Y volvían una y otra vez a molestar a García,
ese personaje inventado para esa novela, un tipo gris. Insistían sobre el gris
sin brillo, sobre ese apellido común y mortal, a quien Monteagudo ha metido en
un buen lío que empieza así: “La primera vez que vio a un gigante, García
estaba tomando una cerveza en la terraza de un bar”.
-¿Duerme
mucho tu personaje? –preguntó afirmando Matías, con la voz engolada-
-Duerme
y no duerme –dijo la voz de Llongueras sin contestar- he construido una novela
sin metáforas, kafkiana.
Y un
personaje sin nombre, a diferencia de la Biblia y de Galicia en la que todo
cristo tiene nombre, apellidos y pertenecen a un monte, un concejo, una col.

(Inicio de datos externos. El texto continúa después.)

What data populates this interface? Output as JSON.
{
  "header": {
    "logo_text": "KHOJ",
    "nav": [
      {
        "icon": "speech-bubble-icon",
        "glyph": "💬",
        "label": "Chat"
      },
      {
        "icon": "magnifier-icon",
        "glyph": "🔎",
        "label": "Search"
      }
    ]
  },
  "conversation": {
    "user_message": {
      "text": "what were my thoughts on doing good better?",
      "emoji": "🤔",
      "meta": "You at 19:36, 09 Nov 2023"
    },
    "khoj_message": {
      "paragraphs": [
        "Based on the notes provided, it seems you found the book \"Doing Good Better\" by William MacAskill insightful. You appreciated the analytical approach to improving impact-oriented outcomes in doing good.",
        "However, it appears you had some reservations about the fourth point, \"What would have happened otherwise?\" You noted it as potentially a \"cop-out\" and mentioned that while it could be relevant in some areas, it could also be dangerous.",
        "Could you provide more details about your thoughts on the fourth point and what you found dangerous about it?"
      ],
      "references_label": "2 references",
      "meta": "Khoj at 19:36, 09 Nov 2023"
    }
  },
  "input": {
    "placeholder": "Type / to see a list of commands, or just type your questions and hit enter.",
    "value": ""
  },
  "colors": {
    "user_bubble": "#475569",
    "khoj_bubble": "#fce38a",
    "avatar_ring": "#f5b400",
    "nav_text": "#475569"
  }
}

Insistió el autor en dejar seca y fría la trama, ese es el clima que le
interesa, por eso la intriga de los gigantes sean jóvenes o viejos, con perros
o sin ellos, va sin metáforas. Para Sergi de Diego eso guarda un significado, <<consigue
crear una metáfora que engloba el conjunto total de la novela>>, porque
Sergi parte de las moléculas y consigue llegar a abarcar el universo que es su
género epilepsial. Oscurecía del todo. El sillón de terciopelo nos fue
invadiendo, fue invadiendo el orden
perfecto, el frigorífico ordenado, las sábanas del hogar protector, el
equilibrio de lo meticuloso, derrumbándose todo al paso de García y sus
estragos mentales.
El
miércoles veintidós de abril, llegó a la nueva sede de la librería Documenta
David Monteagudo y su novela Invasión. Pegado a él entró García, un personaje
sin referencias, un hombre en el que nadie reparó, pero al que ningún detalle
se le escapaba, temeroso de dios. Ya no volvió a salir.
Una
vez concluido el acto y como bonus track, Matías Candeira nos reveló algunos
párrafos de su novela Fiebre. Lo leyó
desde un ebook de mierda, sin dejar ni por un segundo de engolar y engolar.
Para
el partido de vuelta entre Candaya & Candaya, Matías será lentamente
devorado por el sillón de orejas, despacio. Sonreirá sin orden e incluso de
frente, nos mirará por el rabillo del ojo.
Mientras
tanto el libro de Monteagudo volverá a inventar un mundo inquietante donde no
poder esconderse.
“Pagó
en la recepción, como si ya no tuviera que volver”
Antes
me gustaba encontrarme con amigos en los bares, como por sorpresa. Ahora me
gusta encontrarme con libros así, con escritores y editores que no lo parecen,
con un público tranquilo, alumnas prodigiosas con hiyab, escritores de otras
editoriales, libreros con pajarita que no envejecen y, me gusta que los libros
me empiecen a lamer las piernas en silencio, sin dejar marca.
El
libro se lo agradece el autor a Carlos Monteagudo y Glòria Esteve. A Antonio
Monteagudo, agradecimientos que terminan con una frase también inquietante,
“Por su asesoramiento y su mecenazgo”.